Der Kampfbereitschaft der UAW hatten es die Arbeiter der Branche zu verdanken, dass sie in den 30er-Jahren als erste in den USA über den Arbeitgeber krankenversichert wurden.

In den folgenden Jahrzehnten wurde die Gewerkschaft zum grossen Machtfaktor in Detroit, mit Streiks erstritt sie für ihre Mitglieder Löhne und Sozialleistungen, die in den USA einzigartig waren.

An der Seite der Bosse

Wenn Gettelfinger heute aus dem Fenster seines Büros hoch über Detroit blickt, sieht er eine Industrielandschaft im Niedergang. Der Kampf um den Erhalt der letzten Arbeitsplätze hat ihn zu einer ungewöhnlichen Allianz mit den Konzernchefs gezwungen.

Am Donnerstag und Freitag trat er an der Seite der Bosse von GM, Chrysler und Ford vor dem Kongress auf, um die Volksvertreter von einem Überbrückungskredit von 34 Mrd. Dollar zu überzeugen, ohne den der Branche in den USA das Aus drohen würde.

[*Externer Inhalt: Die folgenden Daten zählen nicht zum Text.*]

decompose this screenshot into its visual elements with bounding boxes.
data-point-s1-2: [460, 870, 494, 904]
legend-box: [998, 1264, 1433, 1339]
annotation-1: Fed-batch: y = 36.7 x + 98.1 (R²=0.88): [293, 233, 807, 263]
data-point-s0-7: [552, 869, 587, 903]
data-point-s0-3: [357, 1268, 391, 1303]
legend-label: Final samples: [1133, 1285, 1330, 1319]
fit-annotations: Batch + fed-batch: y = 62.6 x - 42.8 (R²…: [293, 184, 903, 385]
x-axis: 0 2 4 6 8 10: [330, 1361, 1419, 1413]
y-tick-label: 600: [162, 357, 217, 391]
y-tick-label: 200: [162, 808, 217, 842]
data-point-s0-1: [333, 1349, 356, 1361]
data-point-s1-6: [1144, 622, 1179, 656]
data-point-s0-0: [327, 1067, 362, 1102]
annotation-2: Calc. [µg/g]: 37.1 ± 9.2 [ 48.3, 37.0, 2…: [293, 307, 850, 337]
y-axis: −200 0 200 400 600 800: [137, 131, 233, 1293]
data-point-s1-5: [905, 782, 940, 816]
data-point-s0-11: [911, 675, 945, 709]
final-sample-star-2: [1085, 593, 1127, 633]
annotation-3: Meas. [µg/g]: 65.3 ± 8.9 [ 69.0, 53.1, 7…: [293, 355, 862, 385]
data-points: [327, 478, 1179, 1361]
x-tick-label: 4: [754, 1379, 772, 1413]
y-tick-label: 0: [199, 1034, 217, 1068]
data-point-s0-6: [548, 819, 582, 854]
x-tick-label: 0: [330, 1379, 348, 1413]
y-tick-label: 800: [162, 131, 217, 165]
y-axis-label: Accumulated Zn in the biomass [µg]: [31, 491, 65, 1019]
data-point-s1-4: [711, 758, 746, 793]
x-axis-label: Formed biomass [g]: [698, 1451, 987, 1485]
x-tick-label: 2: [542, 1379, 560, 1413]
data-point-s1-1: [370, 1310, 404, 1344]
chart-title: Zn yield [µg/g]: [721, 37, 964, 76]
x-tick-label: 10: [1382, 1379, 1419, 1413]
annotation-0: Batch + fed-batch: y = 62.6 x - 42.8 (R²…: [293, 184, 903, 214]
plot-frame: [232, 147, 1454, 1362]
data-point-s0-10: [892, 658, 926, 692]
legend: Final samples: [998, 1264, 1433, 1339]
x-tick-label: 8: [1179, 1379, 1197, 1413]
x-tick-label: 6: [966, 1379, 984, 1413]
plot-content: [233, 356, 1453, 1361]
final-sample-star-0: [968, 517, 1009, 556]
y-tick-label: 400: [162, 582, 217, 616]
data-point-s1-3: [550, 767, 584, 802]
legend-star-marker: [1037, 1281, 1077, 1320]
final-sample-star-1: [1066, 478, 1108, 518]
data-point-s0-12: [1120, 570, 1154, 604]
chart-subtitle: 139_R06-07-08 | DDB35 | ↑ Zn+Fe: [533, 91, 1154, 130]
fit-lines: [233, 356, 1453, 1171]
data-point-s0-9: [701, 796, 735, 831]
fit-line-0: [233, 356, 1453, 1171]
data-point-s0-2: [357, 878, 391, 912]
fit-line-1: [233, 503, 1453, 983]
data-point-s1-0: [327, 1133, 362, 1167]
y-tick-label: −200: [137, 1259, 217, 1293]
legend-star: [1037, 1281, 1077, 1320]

«Wir sind bereit, einen weiteren Schritt zu gehen», sagte Gettelfinger - gemeint ist ein Schritt hin zu Lohnverzicht und Stellenabbau. Denn er weiss um die geschwächte Verhandlungsposition der Gewerkschaften.

Deutlich höhere Kosten

Denn aus den goldenen Tagen der Industrie häuften die Konzerne milliardenschwere Verpflichtungen etwa für Betriebsrenten und Gesundheitsversorgung pensionierter Angestellter an. Dies treibt heute die Kosten hoch.

Ökonomen beziffern die Kosten einer Arbeitsstunde in Detroit auf über 70 Dollar pro Arbeiter, ausländische Unternehmen wie Toyota, die in US-Werken Autos von Arbeitern ohne Gewerkschaftsverbindung bauen lassen, haben Kosten von etwa 50 Dollar.

«Wir sind vehement gegen jeden Versuch, die Arbeiter und Pensionäre zu Sündenböcken zu machen und ihnen die gesamte Last der Umstrukturierung aufzubürden», sagte Gettelfinger vor dem Kongress.

Wie gross die Zugeständnisse letztlich sein werden, wird sich in den Neuverhandlungen über Tarife und Arbeitsbedingungen zeigen, die demnächst beginnen sollen. «Wir werden Änderungen vornehmen müssen», konstatierte Gettelfinger. «Wichtigstes Ziel ist es, diese Industrie wieder zum Wachsen zu bringen.»